Médicaments homéopathiques : Quand il suffit de rien pour soigner09/09/20042004Journal/medias/journalnumero/images/2004/09/une1884.jpg.445x577_q85_box-0%2C104%2C1383%2C1896_crop_detail.jpg

Leur société

Médicaments homéopathiques : Quand il suffit de rien pour soigner

"L'homéopathie est une méthode imaginée il y a deux siècles, à partir d'a priori scientifiques dénués de fondements scientifiques. Elle a vécu jusqu'à maintenant comme une doctrine à l'écart de tout progrès."C'est l'Académie de médecine qui le dit!

Effectivement, c'est à la fin du 18e siècle que Hahnemann, un médecin allemand, désespéré dit-on du peu d'efficacité des thérapeutiques de son époque, inventa les postulats arbitraires de l'homéopathie. Sous prétexte que l'écorce de quinquina aurait provoqué chez lui de fortes suées et des tremblements semblables à ceux du paludisme que l'on traitait alors par ce produit, il émit le premier postulat: "les semblables sont soignés par les semblables". Pas fou, avant d'essayer sur lui-même d'autres produits plus dangereux, Hahnemann eût l'idée de les... diluer. Ainsi naquit le deuxième postulat, "le principe de dilution".

Dans un premier temps, une goutte du produit est diluée dans cent fois son volume d'eau. Puis, à son tour, une goutte de ce mélange est diluée dans cent fois son volume, etc. Jusqu'à 7, 8, 9 fois successives, et même plus. C'est cela le fameux "CH" inscrit en gros sur les petits tubes de granules homéopathiques, qui signifie dilution Centésimale Hahnemannienne.

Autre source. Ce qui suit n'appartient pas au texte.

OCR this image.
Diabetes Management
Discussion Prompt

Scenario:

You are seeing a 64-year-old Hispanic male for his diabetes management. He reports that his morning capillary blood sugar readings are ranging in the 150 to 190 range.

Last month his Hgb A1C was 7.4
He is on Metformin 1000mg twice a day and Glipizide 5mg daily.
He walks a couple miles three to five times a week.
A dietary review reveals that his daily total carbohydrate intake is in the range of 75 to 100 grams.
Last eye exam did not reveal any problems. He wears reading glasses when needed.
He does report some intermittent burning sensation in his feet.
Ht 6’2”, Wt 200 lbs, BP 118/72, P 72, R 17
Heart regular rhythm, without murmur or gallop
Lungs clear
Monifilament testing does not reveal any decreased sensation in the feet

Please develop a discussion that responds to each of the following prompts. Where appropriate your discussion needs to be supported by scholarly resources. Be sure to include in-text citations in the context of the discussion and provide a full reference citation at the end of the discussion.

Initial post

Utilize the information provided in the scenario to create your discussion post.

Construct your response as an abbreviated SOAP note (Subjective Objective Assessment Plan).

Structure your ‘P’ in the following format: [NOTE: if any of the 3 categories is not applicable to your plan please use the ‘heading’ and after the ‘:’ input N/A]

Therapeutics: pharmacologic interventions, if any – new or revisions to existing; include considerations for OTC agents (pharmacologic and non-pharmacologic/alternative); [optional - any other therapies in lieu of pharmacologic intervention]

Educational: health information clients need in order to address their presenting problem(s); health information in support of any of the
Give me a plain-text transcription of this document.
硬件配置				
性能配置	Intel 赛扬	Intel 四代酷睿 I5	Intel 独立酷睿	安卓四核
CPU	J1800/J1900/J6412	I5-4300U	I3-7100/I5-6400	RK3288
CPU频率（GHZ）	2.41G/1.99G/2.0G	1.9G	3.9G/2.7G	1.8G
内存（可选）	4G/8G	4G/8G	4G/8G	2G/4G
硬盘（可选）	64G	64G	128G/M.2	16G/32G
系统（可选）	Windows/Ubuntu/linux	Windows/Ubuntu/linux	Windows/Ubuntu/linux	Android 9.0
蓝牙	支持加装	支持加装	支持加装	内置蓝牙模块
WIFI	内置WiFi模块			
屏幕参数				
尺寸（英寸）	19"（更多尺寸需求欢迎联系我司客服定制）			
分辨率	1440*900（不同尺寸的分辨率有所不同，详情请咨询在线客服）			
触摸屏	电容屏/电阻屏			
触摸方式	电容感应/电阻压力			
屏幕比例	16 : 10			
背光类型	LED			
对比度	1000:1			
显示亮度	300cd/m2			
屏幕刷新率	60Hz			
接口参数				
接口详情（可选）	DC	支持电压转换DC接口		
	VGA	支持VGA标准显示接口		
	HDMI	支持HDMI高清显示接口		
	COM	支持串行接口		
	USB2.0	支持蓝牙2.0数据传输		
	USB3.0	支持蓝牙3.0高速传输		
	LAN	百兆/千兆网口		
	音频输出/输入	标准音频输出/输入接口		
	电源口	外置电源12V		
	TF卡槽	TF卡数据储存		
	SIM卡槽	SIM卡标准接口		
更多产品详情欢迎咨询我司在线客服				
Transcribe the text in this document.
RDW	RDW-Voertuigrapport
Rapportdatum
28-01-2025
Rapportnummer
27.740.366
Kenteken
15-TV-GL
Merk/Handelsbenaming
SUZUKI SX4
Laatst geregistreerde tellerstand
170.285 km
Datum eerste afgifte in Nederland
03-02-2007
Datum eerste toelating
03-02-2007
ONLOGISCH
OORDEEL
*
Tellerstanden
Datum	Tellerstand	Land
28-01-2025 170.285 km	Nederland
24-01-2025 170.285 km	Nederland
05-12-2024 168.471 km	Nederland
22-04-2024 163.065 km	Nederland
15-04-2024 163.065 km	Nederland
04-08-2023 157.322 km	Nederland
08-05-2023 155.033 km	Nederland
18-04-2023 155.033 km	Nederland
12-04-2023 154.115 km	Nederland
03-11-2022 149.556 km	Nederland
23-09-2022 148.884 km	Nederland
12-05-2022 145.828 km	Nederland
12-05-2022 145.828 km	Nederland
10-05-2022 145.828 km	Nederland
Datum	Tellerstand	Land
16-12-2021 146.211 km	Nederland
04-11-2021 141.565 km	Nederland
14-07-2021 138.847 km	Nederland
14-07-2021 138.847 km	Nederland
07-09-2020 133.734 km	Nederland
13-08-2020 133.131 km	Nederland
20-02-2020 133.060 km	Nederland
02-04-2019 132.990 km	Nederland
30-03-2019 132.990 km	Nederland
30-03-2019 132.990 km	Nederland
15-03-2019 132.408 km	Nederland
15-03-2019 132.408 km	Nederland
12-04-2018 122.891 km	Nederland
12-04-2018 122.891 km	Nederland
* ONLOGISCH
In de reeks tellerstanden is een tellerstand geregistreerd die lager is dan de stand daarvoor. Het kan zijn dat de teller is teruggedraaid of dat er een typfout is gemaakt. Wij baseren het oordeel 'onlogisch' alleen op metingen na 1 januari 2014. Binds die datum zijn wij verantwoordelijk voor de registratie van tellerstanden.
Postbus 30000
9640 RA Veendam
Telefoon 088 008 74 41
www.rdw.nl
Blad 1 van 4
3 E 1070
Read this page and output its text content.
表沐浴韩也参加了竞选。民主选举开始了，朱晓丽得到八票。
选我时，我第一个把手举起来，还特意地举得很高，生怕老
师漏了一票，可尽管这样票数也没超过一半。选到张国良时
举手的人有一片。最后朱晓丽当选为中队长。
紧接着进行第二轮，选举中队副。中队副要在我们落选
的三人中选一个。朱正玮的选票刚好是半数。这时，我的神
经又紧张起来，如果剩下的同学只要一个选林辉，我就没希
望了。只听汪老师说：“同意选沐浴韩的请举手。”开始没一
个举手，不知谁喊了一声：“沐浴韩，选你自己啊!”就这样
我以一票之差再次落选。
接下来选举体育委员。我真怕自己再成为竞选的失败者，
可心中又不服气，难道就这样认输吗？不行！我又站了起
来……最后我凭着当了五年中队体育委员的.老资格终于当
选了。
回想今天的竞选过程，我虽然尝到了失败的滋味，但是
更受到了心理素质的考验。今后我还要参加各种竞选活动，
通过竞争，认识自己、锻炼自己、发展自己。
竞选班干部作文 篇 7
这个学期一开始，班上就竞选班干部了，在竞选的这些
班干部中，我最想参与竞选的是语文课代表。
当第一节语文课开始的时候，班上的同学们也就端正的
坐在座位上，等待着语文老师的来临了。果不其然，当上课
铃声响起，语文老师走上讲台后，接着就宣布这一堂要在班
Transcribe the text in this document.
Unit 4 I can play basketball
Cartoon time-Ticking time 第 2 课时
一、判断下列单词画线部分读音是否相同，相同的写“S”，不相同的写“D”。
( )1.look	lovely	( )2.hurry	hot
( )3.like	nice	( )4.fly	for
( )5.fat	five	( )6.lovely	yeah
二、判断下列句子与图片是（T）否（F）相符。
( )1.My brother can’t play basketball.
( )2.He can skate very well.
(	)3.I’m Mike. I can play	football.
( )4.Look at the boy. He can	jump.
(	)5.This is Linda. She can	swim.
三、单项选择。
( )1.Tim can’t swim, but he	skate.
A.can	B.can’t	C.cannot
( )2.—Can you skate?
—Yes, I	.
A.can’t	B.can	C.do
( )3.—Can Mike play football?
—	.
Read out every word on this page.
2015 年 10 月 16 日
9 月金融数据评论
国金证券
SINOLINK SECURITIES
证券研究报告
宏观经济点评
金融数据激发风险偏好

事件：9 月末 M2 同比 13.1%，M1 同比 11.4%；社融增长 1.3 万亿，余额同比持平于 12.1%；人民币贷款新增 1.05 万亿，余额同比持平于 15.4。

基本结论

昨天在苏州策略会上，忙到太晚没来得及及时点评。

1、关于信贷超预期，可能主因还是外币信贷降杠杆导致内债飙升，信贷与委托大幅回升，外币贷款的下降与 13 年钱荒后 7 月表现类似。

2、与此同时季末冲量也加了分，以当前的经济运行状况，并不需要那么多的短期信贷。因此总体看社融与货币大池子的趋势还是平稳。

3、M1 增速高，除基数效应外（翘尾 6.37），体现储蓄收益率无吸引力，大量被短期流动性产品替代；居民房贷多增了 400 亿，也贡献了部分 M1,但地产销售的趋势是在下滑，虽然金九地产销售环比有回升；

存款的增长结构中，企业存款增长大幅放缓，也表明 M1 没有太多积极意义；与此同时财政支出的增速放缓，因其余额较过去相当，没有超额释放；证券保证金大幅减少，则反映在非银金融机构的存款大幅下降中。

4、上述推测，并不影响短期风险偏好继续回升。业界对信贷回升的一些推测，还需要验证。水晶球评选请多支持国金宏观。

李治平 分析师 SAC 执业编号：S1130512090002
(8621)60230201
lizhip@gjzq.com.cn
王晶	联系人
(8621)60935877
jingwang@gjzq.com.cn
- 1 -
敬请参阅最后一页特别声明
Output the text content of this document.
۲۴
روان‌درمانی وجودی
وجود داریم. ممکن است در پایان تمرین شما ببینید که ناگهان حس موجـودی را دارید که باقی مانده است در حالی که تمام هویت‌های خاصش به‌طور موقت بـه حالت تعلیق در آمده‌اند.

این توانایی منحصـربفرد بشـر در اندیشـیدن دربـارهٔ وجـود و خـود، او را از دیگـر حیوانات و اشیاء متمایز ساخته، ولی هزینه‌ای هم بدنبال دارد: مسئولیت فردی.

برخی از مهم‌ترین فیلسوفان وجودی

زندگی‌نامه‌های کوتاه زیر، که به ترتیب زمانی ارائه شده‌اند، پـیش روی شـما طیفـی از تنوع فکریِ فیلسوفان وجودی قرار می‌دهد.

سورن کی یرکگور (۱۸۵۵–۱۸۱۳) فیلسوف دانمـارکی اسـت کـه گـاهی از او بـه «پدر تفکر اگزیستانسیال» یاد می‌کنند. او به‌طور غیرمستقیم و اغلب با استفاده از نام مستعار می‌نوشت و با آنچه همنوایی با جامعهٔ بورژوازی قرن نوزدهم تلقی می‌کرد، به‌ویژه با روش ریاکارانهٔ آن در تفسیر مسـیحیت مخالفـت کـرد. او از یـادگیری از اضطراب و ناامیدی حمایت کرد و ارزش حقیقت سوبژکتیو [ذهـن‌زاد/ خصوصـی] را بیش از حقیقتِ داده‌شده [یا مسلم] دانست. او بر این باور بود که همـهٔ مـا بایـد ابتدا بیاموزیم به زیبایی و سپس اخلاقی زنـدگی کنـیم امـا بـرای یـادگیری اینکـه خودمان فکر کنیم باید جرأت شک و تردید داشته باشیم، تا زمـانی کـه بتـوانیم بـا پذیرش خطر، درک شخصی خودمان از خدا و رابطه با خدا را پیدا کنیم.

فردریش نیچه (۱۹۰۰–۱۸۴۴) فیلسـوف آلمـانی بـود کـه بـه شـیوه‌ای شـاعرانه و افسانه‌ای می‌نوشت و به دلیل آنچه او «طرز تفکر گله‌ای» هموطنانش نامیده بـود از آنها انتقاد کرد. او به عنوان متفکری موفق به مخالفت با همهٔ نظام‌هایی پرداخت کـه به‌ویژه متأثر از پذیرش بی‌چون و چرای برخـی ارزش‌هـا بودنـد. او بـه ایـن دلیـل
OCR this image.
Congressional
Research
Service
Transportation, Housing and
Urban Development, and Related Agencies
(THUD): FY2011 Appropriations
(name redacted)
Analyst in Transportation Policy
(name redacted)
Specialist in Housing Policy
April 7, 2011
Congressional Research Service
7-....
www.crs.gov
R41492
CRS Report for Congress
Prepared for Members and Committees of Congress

Inutile de dire que quand on parvient ne serait-ce qu'à la septième dilution, il n'y a plus trace du produit d'origine. C'est de l'eau. Et l'eau, c'est sûr, cela ne fait pas de mal.

En son temps, l'homéopathie eut du succès. Il faut dire que, comparée aux purges et aux saignées à tout-va que pratiquaient alors les médecins, c'était une thérapeutique infiniment moins dangereuse. Mais aujourd'hui...

Dans l'arsenal administratif et juridique qui réglemente la mise sur le marché des médicaments, les médicaments homéopathiques jouissent d'un statut tout à fait à part. Ils n'ont pas besoin de faire la preuve de leur efficacité thérapeutique par des essais sur des groupes de malades. Et pour cause, ces essais se déroulent "contre placebo", c'est à-dire contre une substance qui a l'allure d'un médicament mais qui ne contient aucun principe actif et qui n'est donc pas un médicament. Un groupe de patients reçoit le placebo, un autre reçoit le médicament proposé et on compare les effets. Comme les granules homéopathiques sont eux-mêmes des placebos, leur efficacité comparée à celle d'un placebo est bien évidemment identique: elle n'est pas nulle. Parce que l'organisme parvient à lutter, avec ses propres défenses contre un certain nombre de troubles. Et c'est heureux, car comme les médicaments réellement efficaces ne datent, en gros, que d'un peu plus d'un siècle, si les défenses naturelles n'étaient pas suffisantes, nous ne serions pas là pour discuter de l'homéopathie...

En fait, les médicaments homéopathiques ne sont remboursés, à 70% à l'époque, que depuis vingt ans, depuis 1984 quand Georgina Dufoix était ministre de la Santé socialiste et -dit-on- plutôt sensible aux médecines dites "parallèles ou douces". En 1999, quand les médicaments ont été passés au crible, pour évaluer leur "service médical rendu", les produits homéopathiques sont passés à travers. Tout juste a-t-on baissé leur taux de remboursement de 65 à 35% en mars 2004, avec toute une série d'autres médicaments au service médical rendu "insuffisant". Mais pas "nul". Les déclarés "nuls", eux, ont été déremboursés.

C'est sûr, les médicaments homéopathiques sont sans danger, ils ne risquent pas d'entraîner des effets secondaires gênants, puisqu'ils ne contiennent rien. C'est vrai, ils peuvent être efficaces pour les petits maux qui guérissent tout seuls. Et c'est ainsi qu'ils sont le plus souvent prescrits. Mais les charlatans qui se font fort de traiter des maladies graves, des cancers par exemple, par l'homéopathie sont de véritables criminels.

On nous dit que si les médicaments homéopathiques connaissent un certain succès, c'est parce qu'ils rassurent, qu'ils permettent aux adeptes du "naturel" de se soigner, qu'ils sont la contrepartie de l'excès de prescriptions de médicaments entraîné par les lobbys des industriels du médicament. Mais c'est aussi à cause d'un manque de culture et de formation et, probablement, des bons contacts que les patrons des laboratoires qui les commercialisent ont à la cour des décideurs.